Part 3 of a discussion on lawyers Three Step Trust Reconciliation.
Step 2: Trust Cash Books and Banks
In Part 2 we saw that Step One requires a high level overview of the trust. Start the trust reconciliation with simply comparing the total trust assets to the total trust liabilities.
Verification
While Step One requires a very high level test to confirm that the trust assets and liabilities correspond, the next steps require internal verification.
Trust Ledger = Trust Cash
We must verify the internal consistency of the reports we rely on.
Now we investigate the trust cash books, the bank reconciliation and the bank statements.
Trust Cash Books & Bank accounts
Money is typically not kept on the premises. A common feature of trust accounting is that the trust assets must be secured. In the event of trust cash, this is done in a banking account.
Most jurisdictions have clear rules on which kind of bank account is allowed for use as a lawyers trust account. Generally these accounts will be at established banks or similar. Make sure that the bank you choose is approved.
Traditionally it was not uncommon for a law firm to manage multiple such trust bank accounts. Either a bank account for each client, or bank accounts per practice area, depending on need and regulation.
Each bank account should match a corresponding cash book in the law firms accounting records.
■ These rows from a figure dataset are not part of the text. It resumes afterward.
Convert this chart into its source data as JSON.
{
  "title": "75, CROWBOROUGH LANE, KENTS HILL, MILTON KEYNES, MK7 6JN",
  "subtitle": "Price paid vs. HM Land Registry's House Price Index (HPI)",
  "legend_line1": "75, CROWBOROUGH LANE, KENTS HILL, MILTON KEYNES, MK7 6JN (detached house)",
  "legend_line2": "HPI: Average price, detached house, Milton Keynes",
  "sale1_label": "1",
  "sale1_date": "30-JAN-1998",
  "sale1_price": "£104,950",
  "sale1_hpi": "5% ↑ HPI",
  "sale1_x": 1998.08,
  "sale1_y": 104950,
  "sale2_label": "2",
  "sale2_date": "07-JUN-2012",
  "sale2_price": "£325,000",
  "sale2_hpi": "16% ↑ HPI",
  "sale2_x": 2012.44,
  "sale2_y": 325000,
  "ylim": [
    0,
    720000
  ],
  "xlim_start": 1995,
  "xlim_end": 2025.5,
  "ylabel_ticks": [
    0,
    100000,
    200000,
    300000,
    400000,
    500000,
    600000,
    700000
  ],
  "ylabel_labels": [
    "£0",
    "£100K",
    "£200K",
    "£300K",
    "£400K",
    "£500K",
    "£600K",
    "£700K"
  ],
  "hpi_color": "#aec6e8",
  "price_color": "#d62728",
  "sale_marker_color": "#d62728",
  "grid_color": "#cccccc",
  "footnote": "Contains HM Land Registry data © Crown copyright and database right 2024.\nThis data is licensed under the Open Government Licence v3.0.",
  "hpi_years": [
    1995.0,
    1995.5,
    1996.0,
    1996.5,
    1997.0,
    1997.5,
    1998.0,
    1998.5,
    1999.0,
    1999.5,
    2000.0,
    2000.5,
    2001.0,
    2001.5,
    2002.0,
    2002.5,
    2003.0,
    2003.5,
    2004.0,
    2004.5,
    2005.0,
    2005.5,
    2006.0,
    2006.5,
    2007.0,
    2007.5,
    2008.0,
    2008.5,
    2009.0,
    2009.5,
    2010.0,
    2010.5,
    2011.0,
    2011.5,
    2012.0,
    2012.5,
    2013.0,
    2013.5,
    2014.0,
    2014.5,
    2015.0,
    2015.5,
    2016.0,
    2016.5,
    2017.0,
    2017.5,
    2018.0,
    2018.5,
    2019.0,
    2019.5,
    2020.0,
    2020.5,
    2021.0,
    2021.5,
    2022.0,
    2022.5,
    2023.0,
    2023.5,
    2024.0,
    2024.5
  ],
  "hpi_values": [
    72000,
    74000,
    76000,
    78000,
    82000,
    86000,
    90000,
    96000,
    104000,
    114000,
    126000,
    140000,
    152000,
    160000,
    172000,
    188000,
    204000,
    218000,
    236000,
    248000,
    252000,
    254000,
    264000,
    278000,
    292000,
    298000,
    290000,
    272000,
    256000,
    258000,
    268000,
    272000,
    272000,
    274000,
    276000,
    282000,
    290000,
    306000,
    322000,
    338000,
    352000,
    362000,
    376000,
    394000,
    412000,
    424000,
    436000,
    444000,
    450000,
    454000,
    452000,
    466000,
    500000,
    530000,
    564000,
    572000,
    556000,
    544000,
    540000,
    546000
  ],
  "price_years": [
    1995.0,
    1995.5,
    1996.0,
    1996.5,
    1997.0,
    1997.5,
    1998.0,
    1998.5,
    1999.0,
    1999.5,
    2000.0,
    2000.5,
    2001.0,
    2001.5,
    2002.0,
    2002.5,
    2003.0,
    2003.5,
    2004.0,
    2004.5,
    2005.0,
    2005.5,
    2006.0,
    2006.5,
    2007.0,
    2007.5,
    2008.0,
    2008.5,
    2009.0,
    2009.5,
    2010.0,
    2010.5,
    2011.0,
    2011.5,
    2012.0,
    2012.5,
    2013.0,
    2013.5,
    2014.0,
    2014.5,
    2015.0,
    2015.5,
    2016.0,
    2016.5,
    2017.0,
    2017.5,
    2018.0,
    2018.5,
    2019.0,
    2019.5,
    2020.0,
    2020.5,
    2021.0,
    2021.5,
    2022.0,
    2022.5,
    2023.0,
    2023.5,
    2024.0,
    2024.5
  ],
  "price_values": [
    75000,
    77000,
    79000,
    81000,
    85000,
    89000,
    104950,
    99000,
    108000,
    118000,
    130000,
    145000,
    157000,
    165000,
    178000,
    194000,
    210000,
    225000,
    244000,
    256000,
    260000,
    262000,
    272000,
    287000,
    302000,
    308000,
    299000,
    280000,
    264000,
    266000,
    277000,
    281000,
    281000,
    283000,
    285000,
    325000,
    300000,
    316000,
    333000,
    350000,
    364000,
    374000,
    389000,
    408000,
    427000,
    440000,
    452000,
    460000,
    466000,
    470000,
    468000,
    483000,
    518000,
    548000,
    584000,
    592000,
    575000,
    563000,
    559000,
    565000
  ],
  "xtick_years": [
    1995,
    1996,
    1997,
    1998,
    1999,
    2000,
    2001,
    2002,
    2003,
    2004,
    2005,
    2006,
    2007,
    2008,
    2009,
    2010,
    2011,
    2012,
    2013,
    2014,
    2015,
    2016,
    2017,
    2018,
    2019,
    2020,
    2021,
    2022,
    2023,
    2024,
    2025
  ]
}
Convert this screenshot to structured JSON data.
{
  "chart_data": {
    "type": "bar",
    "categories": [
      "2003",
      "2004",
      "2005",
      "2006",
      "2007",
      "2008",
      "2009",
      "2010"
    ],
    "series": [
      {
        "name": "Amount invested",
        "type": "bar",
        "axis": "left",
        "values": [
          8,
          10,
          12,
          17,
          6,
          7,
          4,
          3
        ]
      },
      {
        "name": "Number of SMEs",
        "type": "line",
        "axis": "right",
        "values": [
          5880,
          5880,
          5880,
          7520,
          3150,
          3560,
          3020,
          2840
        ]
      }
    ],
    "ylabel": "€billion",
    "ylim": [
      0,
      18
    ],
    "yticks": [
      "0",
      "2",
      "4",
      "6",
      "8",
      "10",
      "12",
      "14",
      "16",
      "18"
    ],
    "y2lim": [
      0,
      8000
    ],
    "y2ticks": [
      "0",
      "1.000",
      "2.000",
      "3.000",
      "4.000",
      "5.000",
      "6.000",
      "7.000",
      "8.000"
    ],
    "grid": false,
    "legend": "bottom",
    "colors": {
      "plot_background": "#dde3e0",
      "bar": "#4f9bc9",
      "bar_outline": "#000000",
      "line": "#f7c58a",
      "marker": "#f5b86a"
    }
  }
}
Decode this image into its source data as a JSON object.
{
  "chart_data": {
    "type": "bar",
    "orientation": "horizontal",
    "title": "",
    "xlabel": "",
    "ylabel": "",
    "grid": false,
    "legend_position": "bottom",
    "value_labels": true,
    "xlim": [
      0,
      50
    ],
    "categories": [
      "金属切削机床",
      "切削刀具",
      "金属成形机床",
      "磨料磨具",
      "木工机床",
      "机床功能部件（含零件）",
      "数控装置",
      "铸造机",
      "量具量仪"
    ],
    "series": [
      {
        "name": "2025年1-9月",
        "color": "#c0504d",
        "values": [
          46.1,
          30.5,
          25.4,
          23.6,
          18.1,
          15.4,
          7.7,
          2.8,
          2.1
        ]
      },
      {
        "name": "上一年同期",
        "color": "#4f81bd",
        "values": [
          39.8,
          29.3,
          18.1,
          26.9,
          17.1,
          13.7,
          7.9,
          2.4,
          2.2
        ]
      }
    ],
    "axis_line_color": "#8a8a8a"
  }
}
Historically a cash book was a massive hard cover book, with analysis columns, used to capture and reflect cash received and paid out.
Bank Reconciliation
Process and Report
To reconcile, or reconciliation mean both
- a process, where by transactions on one report are matched individually to corresponding items on another report, which results in a report; and
- a document, printed out, confirming the result of the matching process, indicating the balances and transactions outstanding.
Reconciliation Process
Bank Reconciliation refers to a process of comparing the transactions on the cash book with the corresponding transactions on the bank statement. This is a recurring event which closely follows reporting periods such as month ends, or quarters. It can be done weekly, and should not be postponed beyond a quarter.
Regardless of local regulation it is recommended that bank reconciliations are conducted frequently. Not only does it verify that the trust cash book corresponds to the trust bank account, it also acts as an early fraud detection and warning mechanism.
Note that the bank statement reflects transactions “in the real world” as processed by the bank. We can not change the bank statement.
What we can change is the cash book. This means that as the bank statement is inspected, the cash book must be compared one transaction at a time, to make sure the transactions correspond. In the event of transactions which occur on the bank statement and not on the cash book, these must be placed on the cash book. An example would be a direct deposit, or fund transfer. Money has been received, but the client has not informed us of this fact yet. A new receipt must be posted to the client trust ledger account to benefit the client, and update the cash book balance. This is a practical application of the rule of thumb “put it where it isn’t”. Note that all transactions reflected on the bank statement must appear on the cash book.
Cash book transactions may not all reflect on the bank statement. These are shown as outstanding transactions. For example, in the event that a cheque (or check in the USA) is drawn on the trust banking account, this may appear on the cash book, but as it has not been presented to the bank for payment, it does not appear on the bank statement. It is shown as outstanding.
Reconciliation Document
It is an error to assume that the trust cash book and bank statement balances must match. Outstanding transactions will affect these balances.
Only after ALL transactions have been accounted for, either as matching both the cash book and bank statement, or as outstanding, will the balances match.
The result of a successful reconciliation process must be an accurate bank reconciliation report document which confirms the balances.
A bank reconciliation report document should at least contain the following:
- the bank balance (from the bank statement)
- the cash book balance (system generated)
- the difference between the bank balance and the cash book balance
- any outstanding transactions
Bank Reconciliation Document |
A screenshot of a bank reconciliation showing the bank balance, the cash book balance, the total of outstanding transactions, and the 0.00 recon result. Outstanding transactions are listed below. |
Note that on an accurate and complete bank reconciliation, the difference should be nil: 0.00 indicates that all transactions are accounted for.
Outstanding transactions represent those transactions which we have entered into the system, which does not yet reflect on the bank statement. Inspect the outstanding items for stale transactions.
Step Two
Comparing cash book and bank balances is itself a process that requires three documents:
- Cash Book
- Reconciliation
- Bank Statement
Trust Cash = Trust Bank +/- Recon
The reconciliation report will indicate and confirm the correspondence of the trust cash book with bank statement balance.
In the event that a bank reconciliation is incomplete or inaccurate, the only conclusion to be drawn is that the cash book does not match up to the bank statement. This means that the first part of the verification process has failed. One of the primary reports used in the trust reconciliation is unreliable, and as a consequence the trust reconciliation has failed.
Step 1 | Trust Ledger = Trust Cash |
Step 2 | Trust Cash = Trust Bank +/- Recon |
Verification of the Trust Cash in Step Two, ensures that at least one part of our trust position has been confirmed.